Of course any new piece of legislation is not without its critics. The Institute for Fiscal Studies recently branded it ‘poor value for money’, highlighting the risk that the apprentice ‘brand’ could be devalued and become ‘just another term for training’. Reactions from businesses are also mixed, with some viewing the new initiative as disruptive to their existing training programmes – why must they hire apprentices according to a government-set framework when their current training schemes appear to be working perfectly fine?

While some of these points may well be valid for certain businesses, we have a long history of hiring apprentices at Amey. We are on course to hire our 500th apprentice this year, with 230 currently on our programme and the rest in roles across Amey, having completed their apprenticeships.

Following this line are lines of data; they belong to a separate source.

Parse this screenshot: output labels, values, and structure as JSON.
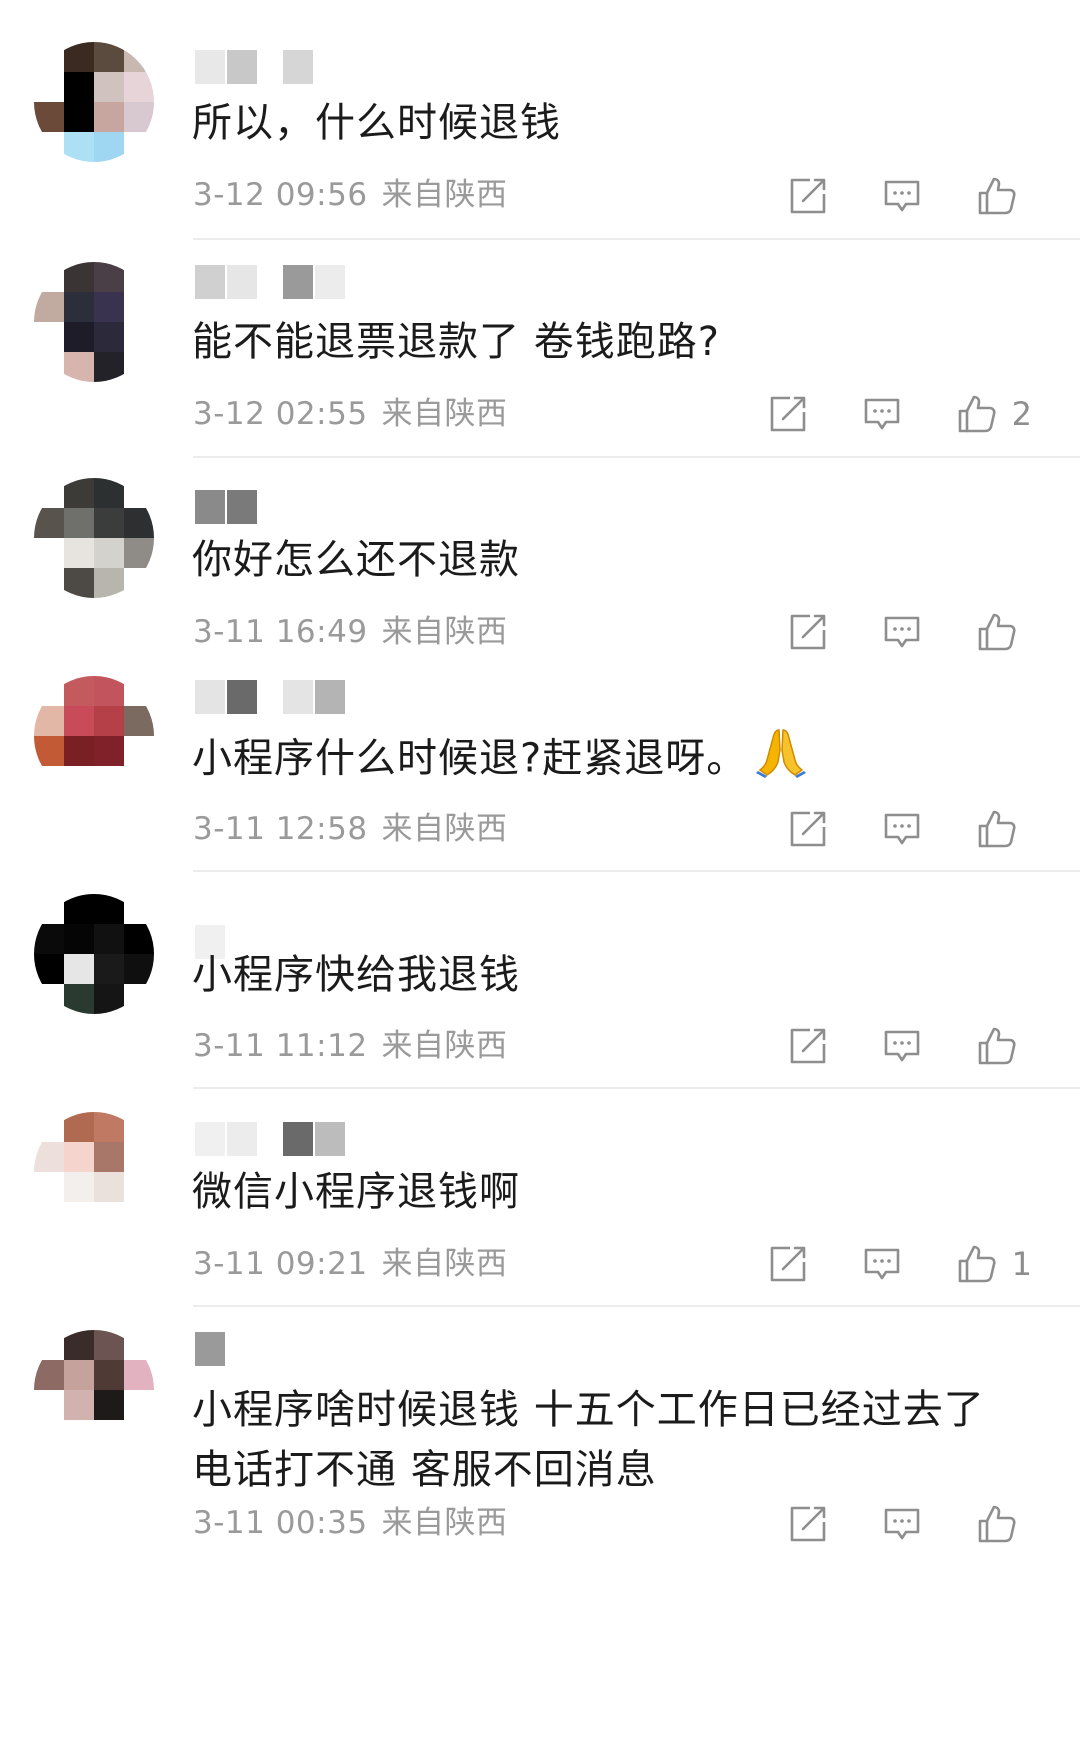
{
  "comments": [
    {
      "text": "所以，什么时候退钱",
      "date": "3-12 09:56",
      "location": "来自陕西",
      "likes": "",
      "avatar_colors": [
        "#ffffff",
        "#3a2a22",
        "#5b4a3e",
        "#c8b8b0",
        "#ffffff",
        "#000000",
        "#d0c2bf",
        "#e6d4d8",
        "#6b4a3a",
        "#000000",
        "#c7a6a0",
        "#d8c9d0",
        "#ffffff",
        "#aee0f5",
        "#9fd6f2",
        "#ffffff"
      ],
      "name_blocks": [
        "#e8e8e8",
        "#c8c8c8",
        "#d6d6d6"
      ]
    },
    {
      "text": "能不能退票退款了 卷钱跑路?",
      "date": "3-12 02:55",
      "location": "来自陕西",
      "likes": "2",
      "avatar_colors": [
        "#ffffff",
        "#3b3434",
        "#4a3f46",
        "#ffffff",
        "#c1aaa0",
        "#2d2e3c",
        "#3a3350",
        "#ffffff",
        "#ffffff",
        "#1d1c28",
        "#2c2a3a",
        "#ffffff",
        "#ffffff",
        "#d8b4ae",
        "#222228",
        "#ffffff"
      ],
      "name_blocks": [
        "#d0d0d0",
        "#e6e6e6",
        "#9a9a9a",
        "#ececec"
      ]
    },
    {
      "text": "你好怎么还不退款",
      "date": "3-11 16:49",
      "location": "来自陕西",
      "likes": "",
      "avatar_colors": [
        "#ffffff",
        "#3c3b38",
        "#2d3030",
        "#ffffff",
        "#59534e",
        "#6f6f6b",
        "#3b3d3d",
        "#2d2f30",
        "#ffffff",
        "#e7e4df",
        "#d4d2cc",
        "#8f8c87",
        "#ffffff",
        "#4d4a46",
        "#b8b5ae",
        "#ffffff"
      ],
      "name_blocks": [
        "#8a8a8a",
        "#7a7a7a"
      ]
    },
    {
      "text": "小程序什么时候退?赶紧退呀。",
      "date": "3-11 12:58",
      "location": "来自陕西",
      "likes": "",
      "emoji": "pray",
      "avatar_colors": [
        "#ffffff",
        "#c35a5e",
        "#c2545d",
        "#ffffff",
        "#e3b7a5",
        "#c94a58",
        "#b54048",
        "#7a6a60",
        "#c25a36",
        "#7a1f24",
        "#80212a",
        "#ffffff",
        "#ffffff",
        "#ffffff",
        "#ffffff",
        "#ffffff"
      ],
      "name_blocks": [
        "#e4e4e4",
        "#6a6a6a",
        "#e4e4e4",
        "#b4b4b4"
      ]
    },
    {
      "text": "小程序快给我退钱",
      "date": "3-11 11:12",
      "location": "来自陕西",
      "likes": "",
      "avatar_colors": [
        "#ffffff",
        "#000000",
        "#000000",
        "#ffffff",
        "#0a0a0a",
        "#050505",
        "#111111",
        "#000000",
        "#000000",
        "#e6e6e6",
        "#1a1a1a",
        "#0f0f0f",
        "#ffffff",
        "#2a3a30",
        "#151515",
        "#ffffff"
      ],
      "name_blocks": [
        "#f0f0f0"
      ]
    },
    {
      "text": "微信小程序退钱啊",
      "date": "3-11 09:21",
      "location": "来自陕西",
      "likes": "1",
      "avatar_colors": [
        "#ffffff",
        "#b06a52",
        "#c07962",
        "#ffffff",
        "#ede0dc",
        "#f4d4cc",
        "#a9766a",
        "#ffffff",
        "#ffffff",
        "#f2efec",
        "#eae0dc",
        "#ffffff",
        "#ffffff",
        "#ffffff",
        "#ffffff",
        "#ffffff"
      ],
      "name_blocks": [
        "#f0f0f0",
        "#ececec",
        "#6a6a6a",
        "#bcbcbc"
      ]
    },
    {
      "text": "小程序啥时候退钱 十五个工作日已经过去了\n电话打不通 客服不回消息",
      "date": "3-11 00:35",
      "location": "来自陕西",
      "likes": "",
      "avatar_colors": [
        "#ffffff",
        "#3a2c28",
        "#6b5452",
        "#ffffff",
        "#8d6a63",
        "#c6a29c",
        "#503a36",
        "#e2b2c0",
        "#ffffff",
        "#d2b2ae",
        "#1e1a1a",
        "#ffffff",
        "#ffffff",
        "#ffffff",
        "#ffffff",
        "#ffffff"
      ],
      "name_blocks": [
        "#9a9a9a"
      ]
    }
  ]
}
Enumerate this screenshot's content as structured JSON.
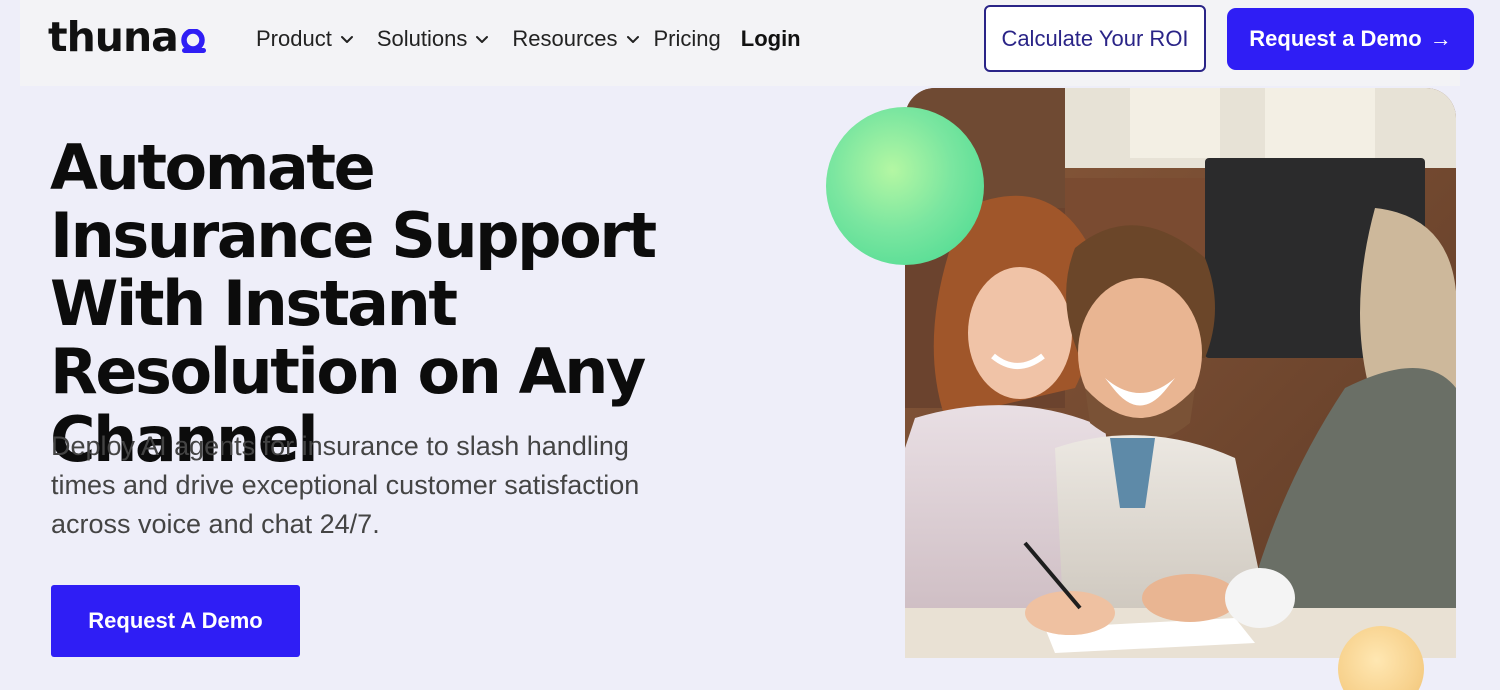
{
  "brand": {
    "logo_text": "thuna",
    "accent_color": "#2f1ef5",
    "outline_color": "#2a2487"
  },
  "nav": {
    "items": [
      {
        "label": "Product",
        "has_dropdown": true
      },
      {
        "label": "Solutions",
        "has_dropdown": true
      },
      {
        "label": "Resources",
        "has_dropdown": true
      },
      {
        "label": "Pricing",
        "has_dropdown": false
      }
    ],
    "login_label": "Login",
    "roi_label": "Calculate Your ROI",
    "demo_label": "Request a Demo",
    "demo_icon": "arrow-right-icon"
  },
  "hero": {
    "title": "Automate Insurance Support With Instant Resolution on Any Channel",
    "subtitle": "Deploy AI agents for insurance to slash handling times and drive exceptional customer satisfaction across voice and chat 24/7.",
    "cta_label": "Request A Demo"
  },
  "image": {
    "description_icon": "hero-photo"
  }
}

It’s well known that one of the central benefits of being an apprentice is that you get to ‘earn while you learn’, combining formal study with real work that pays. Because we are such a big business that operates in many sectors we can offer a huge range of apprenticeships from hands-on roles such as arboriculture, highways maintenance or smart metering to more office-based work such as finance, IT and customer service. In total, we are able to offer over 70 different types of apprenticeships.

We’re constantly looking to recruit from all sectors of society and become even more diverse as we’re committed to making our workforce reflect the communities in which we work.

With the arrival of the levy, we will now be competing with more businesses for applicants so a strong apprenticeship offer is essential. That’s why we offer all eligible apprentices the opportunity to apply for a place on the DofE Gold Business Award Programme. The programme gives people the opportunity to develop life-skills like problem-solving and team working, which of course are vital in the workplace. Very few businesses offer this to their apprentices.

For our part, we want hard-working and enthusiastic people who are looking to develop and grow their careers within Amey, and who want to really make a difference to local communities. There’s a strong shared belief at Amey that we create better places to live, work and travel. We play a key role in enhancing the everyday experience of citizens, commuters and workers by maintaining the railways, roads, buildings and services on which they depend.

Our apprentices are a valued pipeline of talent within our organisation and play a crucial role in the delivery of our services. So while some companies may bristle at this new levy, it is also an opportunity for them to embrace the value that apprentices can bring – apprenticeships are certainly key to the current and future success of all our businesses.